Question about Virtumundo fix

I've run through all the required steps in the "readme first thread" and although some of the tools show my system as clean, if I run Microsoft antispyware it finds virtumondo. Selecting next to allow it to fix the problem leads to the same result after rebooting if I rerun the scan.

I suspect I'll need to run Vundofix.exe with the first path being:

C:\WINNT\system32\fccdd.dll

and the second path: C:\WINNT\system32\ddccf.*

But beyond I'd appreciate some expert advice on that and if there is anything else in my HJT log that needs to be fixed.

Thank you for your assistance.

Joe

 

Please make sure System Restore is OFF and the Viewing of Hidden Files & Folders is Enabled as per the tutorial.

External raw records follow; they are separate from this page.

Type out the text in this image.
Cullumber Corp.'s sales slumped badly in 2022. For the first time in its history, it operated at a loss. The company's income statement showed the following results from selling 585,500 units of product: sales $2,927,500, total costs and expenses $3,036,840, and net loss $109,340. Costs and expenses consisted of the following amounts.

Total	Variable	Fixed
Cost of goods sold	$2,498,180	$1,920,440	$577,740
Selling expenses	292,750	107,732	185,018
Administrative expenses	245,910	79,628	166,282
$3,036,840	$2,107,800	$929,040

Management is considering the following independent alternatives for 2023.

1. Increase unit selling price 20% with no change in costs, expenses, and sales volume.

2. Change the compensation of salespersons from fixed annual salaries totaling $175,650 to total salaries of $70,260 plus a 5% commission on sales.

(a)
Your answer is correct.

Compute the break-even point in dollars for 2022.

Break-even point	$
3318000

Please print these instructions out for use in Safe Mode with no networking and DO NOT RUN any browsers while doing these steps.

Please download VundoFix.exe to your desktop.

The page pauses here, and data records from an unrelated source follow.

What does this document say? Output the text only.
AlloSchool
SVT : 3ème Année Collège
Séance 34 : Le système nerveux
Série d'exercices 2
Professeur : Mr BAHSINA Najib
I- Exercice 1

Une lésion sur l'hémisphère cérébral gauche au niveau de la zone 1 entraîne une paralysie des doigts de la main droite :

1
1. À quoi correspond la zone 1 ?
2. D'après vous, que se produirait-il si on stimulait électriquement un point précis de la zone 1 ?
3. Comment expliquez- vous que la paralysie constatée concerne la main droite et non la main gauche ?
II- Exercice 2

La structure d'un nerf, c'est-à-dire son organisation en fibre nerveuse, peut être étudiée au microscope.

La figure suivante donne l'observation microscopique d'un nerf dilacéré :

• Double-click VundoFix.exe to extract the files
• This will create a VundoFix folder on your desktop.
• After the files are extracted, please reboot your computer into Safe Mode. You can do this by restarting your computer and continually tapping the F8 key until a menu appears. Use your up arrow key to highlight Safe Mode then hit enter.
• Once in safe mode open the VundoFix folder and doubleclick on KillVundo.bat
• You will first be presented with a warning and a list of forums to seek help at. Iit should look like this
• At this point press enter one time.
• Next you will see:
• At this point please type the following file path (make sure to enter it exactly as below!):

C:\WINNT\system32\fccdd.dll​

• Press Enter, then press the F6 key, then press Enter one more time to continue with the fix.

• Next you will see:
• At this point please type the following file path (make sure to enter it exactly as below!):

C:\WINDOWS\System32\ddccf.* ​

• Press Enter, then press the F6 key, then press Enter one more time to continue with the fix.
• The fix will run then HijackThis will open.
• In HiJackThis, please place a check next to the following items and click FIX CHECKED:

O20 - Winlogon Notify: fccdd - C:\WINNT\system32\fccdd.dll
O23 - Service: CWShredder Service - Unknown owner - C:\Documents and Settings\Stand\Local Settings\Temporary Internet Files\Content.IE5\EDL2VA9C\cwshredder[1].exe (file missing)

YOU MUST NOT REBOOT OR POWER DOWN AT THIS POINT! You must just wait for then next steps. If you reboot or power down the symptoms and problem files will mutate making my next steps uesless. Make sure you indicate to me that you understand this and that you are not rebooting or shutting your PC down.

 

Ok,

just to be sure I get this right I want to double check a few things before proceeding.

1) I'm running Win2K, so the system restore disable doesn't apply. Correct?

2) Viewing hidden and system file along with extensions is something I normally enable, and I verified before the RMF steps were followed so that should be all set unless there was something you saw that indicate otherwise. If so, I'll dig deeper and find out where I have a setting wrong.

3) When you say:

I understand you don't want me to manually reboot or shut down, but what are the additional steps I'll need to perform so that I can print out or write down?

Thanks for your help,

Joe

 

1) Right 2K doesn't have system restore.

2) If viewing hidden and system files is enabled then you are good.

3) Sorry, I accidently cut out part of the instructions when I edited my reply; this is just before the YOU MUST NOT REBOOT OR POWER DOWN AT THIS POINT!

• After you have fixed these items, close Hijackthis and Press any key to Force a reboot of your computer.
• Pressing any key will cause a "Blue Screen of Death" this is normal, do not worry!
• Now please attach a new HJT log from normal mode.

 

I ran killvundo.bat as instructed, and had one error come up saying file path not found after entering the second path. Is that normal?

I've attached the latest HJT log for review.

Thanks again,

Joe

 

Your log is clean.

You are runnig XP SP1, that represents a major security risk to your computer. I strongly recommend you install SP2 and run Widows Update to bring your computer up2date.

 

Thanks for your assistance.

I think you may have someone else in mind about the XP update, I'm running Win2K SP4.

Thanks again,

Joe

 

Sorry, saw the SP1 on IE6, WIN2KSP4 is correct.